Implementing Relational Grid Monitoring Architecture (R-GMA)
provided by European Data Grid (EDG)
to Prototype a Knowledge Discovery Infrastructure
Abstract

Frank Wang, John Gordon, Na Helian and Robert Allan

August 27, 2003

The Grid has developed standards based infrastructures and services and platforms relevant to data mining. For example, the European Data Grid (EDG) provides a Relational Grid Monitoring Architecture (R-GMA) for distributed resources that expose a relational model with SQL support to provide static as well as dynamic information about Grid resources and for use within application monitoring. The relational model R-GMA is very flexible and allows complex queries which make use of information in multiple objects. R-GMA makes information from Producers available to Consumers as relations (tables). This paper describes the implementation of a ScanOnce algorithm in SQL for quick association rule mining and the development of a data mining infrastructure JetGrid. The architecture of JetGrid is designed to be compatible with lower-level grid mechanisms since it is to operate on top of R-GMA. JetGrid for quick knowledge discovery was preliminarily prototyped and it is extensible, using an object-oriented design that was coded in C++. Mining agents will be staged to one or more computing elements on the EDG. The agent also performs acquisition of data.
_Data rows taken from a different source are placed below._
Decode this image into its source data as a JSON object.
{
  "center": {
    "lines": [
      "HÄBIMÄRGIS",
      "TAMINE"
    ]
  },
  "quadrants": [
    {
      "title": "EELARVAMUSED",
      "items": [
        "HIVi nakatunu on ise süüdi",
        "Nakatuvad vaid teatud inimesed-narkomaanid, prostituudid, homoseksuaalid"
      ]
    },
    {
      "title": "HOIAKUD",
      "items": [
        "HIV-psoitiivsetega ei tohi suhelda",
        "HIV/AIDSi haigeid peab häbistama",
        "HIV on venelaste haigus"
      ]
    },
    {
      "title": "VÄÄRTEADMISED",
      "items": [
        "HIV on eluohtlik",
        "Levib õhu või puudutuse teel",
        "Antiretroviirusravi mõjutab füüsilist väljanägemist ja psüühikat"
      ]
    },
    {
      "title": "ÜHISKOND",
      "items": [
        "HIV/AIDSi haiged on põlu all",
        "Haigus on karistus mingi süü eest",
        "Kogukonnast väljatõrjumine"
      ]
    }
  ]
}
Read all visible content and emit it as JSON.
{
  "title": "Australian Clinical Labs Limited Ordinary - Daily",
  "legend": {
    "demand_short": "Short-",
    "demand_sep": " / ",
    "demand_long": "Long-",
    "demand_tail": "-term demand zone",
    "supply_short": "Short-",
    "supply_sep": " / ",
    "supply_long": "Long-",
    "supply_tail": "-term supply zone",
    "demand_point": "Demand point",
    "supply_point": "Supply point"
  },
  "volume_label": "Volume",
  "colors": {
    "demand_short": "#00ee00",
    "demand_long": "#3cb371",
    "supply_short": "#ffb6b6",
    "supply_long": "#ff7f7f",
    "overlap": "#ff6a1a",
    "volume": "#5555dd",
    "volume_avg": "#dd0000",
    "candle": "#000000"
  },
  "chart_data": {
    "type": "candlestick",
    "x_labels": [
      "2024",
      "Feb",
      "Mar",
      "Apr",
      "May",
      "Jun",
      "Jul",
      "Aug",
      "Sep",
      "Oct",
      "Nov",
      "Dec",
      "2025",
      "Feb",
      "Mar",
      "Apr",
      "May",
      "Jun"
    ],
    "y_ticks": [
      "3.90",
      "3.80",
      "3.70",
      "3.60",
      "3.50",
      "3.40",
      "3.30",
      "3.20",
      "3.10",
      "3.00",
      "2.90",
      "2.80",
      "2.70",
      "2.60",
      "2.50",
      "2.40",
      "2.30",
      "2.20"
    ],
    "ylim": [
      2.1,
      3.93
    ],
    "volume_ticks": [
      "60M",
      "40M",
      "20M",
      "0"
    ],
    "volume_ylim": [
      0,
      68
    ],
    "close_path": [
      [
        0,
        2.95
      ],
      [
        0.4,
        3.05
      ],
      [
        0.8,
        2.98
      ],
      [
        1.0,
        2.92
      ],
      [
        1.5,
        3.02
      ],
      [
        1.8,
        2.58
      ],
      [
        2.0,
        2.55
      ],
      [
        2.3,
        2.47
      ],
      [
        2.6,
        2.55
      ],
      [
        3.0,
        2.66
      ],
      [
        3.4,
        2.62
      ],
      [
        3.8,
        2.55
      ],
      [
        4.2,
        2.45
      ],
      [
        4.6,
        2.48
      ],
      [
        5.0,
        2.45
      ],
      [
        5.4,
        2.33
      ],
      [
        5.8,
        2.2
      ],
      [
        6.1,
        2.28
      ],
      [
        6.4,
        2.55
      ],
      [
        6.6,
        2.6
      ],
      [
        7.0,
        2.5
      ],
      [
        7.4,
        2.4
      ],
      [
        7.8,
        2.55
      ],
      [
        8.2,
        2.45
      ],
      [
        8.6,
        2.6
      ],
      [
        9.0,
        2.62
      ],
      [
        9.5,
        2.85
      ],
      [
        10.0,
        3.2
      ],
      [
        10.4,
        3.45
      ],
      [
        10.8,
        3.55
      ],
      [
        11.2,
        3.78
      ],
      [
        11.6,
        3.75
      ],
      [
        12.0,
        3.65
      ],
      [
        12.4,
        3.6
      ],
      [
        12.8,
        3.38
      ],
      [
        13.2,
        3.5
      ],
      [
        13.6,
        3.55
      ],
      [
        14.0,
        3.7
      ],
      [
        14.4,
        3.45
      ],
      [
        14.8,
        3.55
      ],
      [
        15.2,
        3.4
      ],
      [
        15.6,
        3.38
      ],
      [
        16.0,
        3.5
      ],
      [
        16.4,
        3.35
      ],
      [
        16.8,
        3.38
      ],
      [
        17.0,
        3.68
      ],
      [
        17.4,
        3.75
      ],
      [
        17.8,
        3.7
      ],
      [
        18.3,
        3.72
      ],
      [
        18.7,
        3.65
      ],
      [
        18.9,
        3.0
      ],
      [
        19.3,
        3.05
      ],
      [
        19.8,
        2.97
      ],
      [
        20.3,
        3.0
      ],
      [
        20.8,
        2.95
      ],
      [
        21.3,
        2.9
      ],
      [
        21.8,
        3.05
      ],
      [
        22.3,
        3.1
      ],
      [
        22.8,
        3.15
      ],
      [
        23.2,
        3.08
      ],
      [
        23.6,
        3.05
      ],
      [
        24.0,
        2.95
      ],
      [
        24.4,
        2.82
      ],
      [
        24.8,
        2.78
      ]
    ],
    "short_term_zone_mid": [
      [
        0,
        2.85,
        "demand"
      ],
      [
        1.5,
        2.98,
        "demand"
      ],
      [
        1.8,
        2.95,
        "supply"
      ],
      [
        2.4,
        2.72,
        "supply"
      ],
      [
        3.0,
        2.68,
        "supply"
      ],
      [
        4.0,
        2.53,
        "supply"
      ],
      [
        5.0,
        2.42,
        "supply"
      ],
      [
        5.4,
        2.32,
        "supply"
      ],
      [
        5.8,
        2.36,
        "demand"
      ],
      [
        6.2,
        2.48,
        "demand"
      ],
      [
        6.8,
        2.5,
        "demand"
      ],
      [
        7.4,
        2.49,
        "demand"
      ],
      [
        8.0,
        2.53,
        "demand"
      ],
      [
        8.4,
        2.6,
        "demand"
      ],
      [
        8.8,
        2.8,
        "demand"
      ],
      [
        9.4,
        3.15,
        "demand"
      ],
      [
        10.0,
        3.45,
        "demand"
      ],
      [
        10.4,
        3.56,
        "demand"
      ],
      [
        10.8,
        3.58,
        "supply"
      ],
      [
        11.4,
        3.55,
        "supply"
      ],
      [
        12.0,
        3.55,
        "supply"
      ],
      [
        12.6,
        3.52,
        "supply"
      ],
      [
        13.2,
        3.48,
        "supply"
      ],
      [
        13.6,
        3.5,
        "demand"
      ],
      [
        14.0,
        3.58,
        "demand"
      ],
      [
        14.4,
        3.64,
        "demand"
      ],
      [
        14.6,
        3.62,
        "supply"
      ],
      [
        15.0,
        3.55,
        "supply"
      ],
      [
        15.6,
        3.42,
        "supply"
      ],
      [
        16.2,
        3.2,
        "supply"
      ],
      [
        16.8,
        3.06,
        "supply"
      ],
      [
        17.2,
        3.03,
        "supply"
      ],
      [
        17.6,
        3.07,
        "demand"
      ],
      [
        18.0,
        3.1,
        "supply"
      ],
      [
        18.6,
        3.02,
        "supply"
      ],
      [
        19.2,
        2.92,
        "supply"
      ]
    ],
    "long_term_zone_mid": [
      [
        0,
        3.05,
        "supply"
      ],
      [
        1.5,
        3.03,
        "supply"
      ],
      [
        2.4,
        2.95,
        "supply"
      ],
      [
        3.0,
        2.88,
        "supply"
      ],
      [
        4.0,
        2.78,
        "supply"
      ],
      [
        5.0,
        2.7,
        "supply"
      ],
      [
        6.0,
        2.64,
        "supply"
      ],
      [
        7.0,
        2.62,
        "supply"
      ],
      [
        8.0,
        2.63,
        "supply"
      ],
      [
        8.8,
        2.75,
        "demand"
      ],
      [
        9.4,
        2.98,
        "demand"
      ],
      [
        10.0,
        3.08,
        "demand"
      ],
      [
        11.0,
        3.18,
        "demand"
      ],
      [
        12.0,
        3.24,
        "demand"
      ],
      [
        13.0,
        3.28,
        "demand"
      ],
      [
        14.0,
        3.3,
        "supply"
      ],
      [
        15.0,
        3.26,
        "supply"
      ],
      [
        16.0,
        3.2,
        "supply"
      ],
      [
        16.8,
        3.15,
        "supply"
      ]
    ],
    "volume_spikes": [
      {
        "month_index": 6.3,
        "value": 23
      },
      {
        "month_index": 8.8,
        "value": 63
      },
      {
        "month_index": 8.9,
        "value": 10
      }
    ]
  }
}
Intensive tests are being carried out using GridFTP and other Globus transport mechanism for shipping raw data D across the grid to one node for processing (MD: Move Data Model) and processing the data locally until a result R is obtained and ship the result to one node for further processing (MR: Move Results Model), which provides some indication of the performance of the JetGrid data mining infrastructure on top of EDG.